Oh to be tall, thin, and beautiful and yes, white. For some reason, this is what our society sees as most beautiful. Don’t take my word for it. Just check out your closest clothing ad. Now, there are more minority models these days. But let’s be real, minority models are still a novelty and are few and far between. It’s not often you see a kinky haired, dark skinned, uber ethnic black woman. And when you do, she’ll definitely stand out. Actually, you don’t see that a lot in everyday life, either.

    Could it be art’s just imitating life? I’ve noticed something interesting over the past few years. Before I tell you what that something is, you should know this fun fact. I used to relax my hair. Meaning, I used to use these chemicals that permanently straighten my curls. The year 2009, I cut off all my relaxed hair and made the adamant choice to embrace the “natural me.” That’s right folks, I went natural. Ever since, I’ve been a prevalent part of the natural community. The first year or so, I was one of few. I would sometimes get stares from people that didn’t get why I’d leave the house “like that” and other times I’d get compliments from women that respected my being so “brave”. Yes, brave. 

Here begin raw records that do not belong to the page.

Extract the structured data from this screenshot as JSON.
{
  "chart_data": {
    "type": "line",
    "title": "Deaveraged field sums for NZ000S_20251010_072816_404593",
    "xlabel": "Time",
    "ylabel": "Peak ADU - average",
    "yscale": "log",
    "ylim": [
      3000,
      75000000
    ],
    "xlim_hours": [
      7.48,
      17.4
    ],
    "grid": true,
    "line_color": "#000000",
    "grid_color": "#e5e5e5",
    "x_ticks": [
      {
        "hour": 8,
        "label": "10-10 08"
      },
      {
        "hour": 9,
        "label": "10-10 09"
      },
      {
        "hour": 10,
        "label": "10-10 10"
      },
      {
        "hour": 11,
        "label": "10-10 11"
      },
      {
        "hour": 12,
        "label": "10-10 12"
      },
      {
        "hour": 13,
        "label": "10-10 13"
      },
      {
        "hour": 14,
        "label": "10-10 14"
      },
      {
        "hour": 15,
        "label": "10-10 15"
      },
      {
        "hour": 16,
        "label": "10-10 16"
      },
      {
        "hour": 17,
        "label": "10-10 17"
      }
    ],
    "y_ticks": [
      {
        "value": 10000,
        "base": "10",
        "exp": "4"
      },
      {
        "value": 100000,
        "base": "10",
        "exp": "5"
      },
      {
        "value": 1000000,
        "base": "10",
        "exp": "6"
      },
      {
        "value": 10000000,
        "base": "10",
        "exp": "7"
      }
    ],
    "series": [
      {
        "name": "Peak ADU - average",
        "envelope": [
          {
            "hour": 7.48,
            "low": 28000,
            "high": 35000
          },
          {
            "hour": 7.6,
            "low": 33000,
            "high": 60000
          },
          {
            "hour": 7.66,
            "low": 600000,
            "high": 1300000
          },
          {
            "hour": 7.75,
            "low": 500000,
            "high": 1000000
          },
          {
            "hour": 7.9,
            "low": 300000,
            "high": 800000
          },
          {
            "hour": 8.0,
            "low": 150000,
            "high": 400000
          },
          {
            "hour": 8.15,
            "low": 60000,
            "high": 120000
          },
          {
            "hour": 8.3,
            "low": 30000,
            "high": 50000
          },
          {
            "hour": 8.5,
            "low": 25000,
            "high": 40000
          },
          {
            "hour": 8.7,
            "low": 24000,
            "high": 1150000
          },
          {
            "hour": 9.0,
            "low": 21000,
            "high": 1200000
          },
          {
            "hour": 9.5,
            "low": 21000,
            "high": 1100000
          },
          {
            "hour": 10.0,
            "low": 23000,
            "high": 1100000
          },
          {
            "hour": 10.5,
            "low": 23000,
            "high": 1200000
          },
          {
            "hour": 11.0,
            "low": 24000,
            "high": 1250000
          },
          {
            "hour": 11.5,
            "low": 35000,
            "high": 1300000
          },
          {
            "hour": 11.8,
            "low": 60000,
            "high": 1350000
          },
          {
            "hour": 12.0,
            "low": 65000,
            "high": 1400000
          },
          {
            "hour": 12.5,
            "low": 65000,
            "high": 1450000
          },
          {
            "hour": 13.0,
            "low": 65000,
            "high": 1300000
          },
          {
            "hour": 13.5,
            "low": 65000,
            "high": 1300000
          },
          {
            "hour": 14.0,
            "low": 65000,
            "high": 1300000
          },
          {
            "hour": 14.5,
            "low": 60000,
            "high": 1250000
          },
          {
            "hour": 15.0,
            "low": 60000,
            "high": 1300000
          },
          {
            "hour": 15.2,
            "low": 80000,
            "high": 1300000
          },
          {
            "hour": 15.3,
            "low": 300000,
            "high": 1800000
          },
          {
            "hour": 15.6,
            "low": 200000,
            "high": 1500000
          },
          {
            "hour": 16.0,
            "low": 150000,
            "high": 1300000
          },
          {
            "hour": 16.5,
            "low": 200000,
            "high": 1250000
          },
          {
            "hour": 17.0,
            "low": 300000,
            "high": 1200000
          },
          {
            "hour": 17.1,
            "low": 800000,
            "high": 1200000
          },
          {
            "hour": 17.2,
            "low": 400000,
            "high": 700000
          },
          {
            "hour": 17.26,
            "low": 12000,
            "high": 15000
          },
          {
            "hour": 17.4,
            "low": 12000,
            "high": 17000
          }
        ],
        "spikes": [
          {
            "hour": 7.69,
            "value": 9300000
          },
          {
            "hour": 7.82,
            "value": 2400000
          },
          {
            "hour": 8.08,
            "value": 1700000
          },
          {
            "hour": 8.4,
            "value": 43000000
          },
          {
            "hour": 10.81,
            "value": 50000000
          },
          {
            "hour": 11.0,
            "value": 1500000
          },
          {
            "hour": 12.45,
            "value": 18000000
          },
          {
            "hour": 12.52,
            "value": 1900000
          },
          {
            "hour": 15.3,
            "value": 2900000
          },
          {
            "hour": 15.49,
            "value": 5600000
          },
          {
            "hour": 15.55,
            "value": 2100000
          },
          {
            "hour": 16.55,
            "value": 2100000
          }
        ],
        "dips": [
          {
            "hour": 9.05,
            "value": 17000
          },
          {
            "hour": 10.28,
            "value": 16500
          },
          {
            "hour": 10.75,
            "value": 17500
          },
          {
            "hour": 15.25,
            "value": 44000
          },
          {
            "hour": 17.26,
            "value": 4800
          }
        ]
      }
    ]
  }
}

         See, that’s where I have a problem. I hate that me wearing my hair the way it comes out of my head is seen as such a bold and daring fashion statement. But at the same time, I love that more women are doing it, and I understand a lot of American’s aren’t used to seeing black women with their natural hair. So it stands out. And that’s fine. But, I can’t wait for the day when my hair isn’t seen as a fashion statement. There are so many different kinds of beauty. I think minorities have trouble sometimes accepting this. When you see a certain sort of beauty being pushed in the media, say blonde hair or a tiny frame, whether you want it or not, that image gets ingrained in your brain. Women that know they can’t achieve this look of beauty may feel insecure. I get that. And if you have something that’s the pure opposite of that representation of beauty, say kinky, curly, dark hair, it takes a bit of moxie to go against the grain and embrace your uniqueness as beautiful. I don’t believe there’s just one kind of beauty. Model’s do not represent all women, but only a fraction. An eensy-weensy tiny little fraction. Like, so small. Ok, you get it.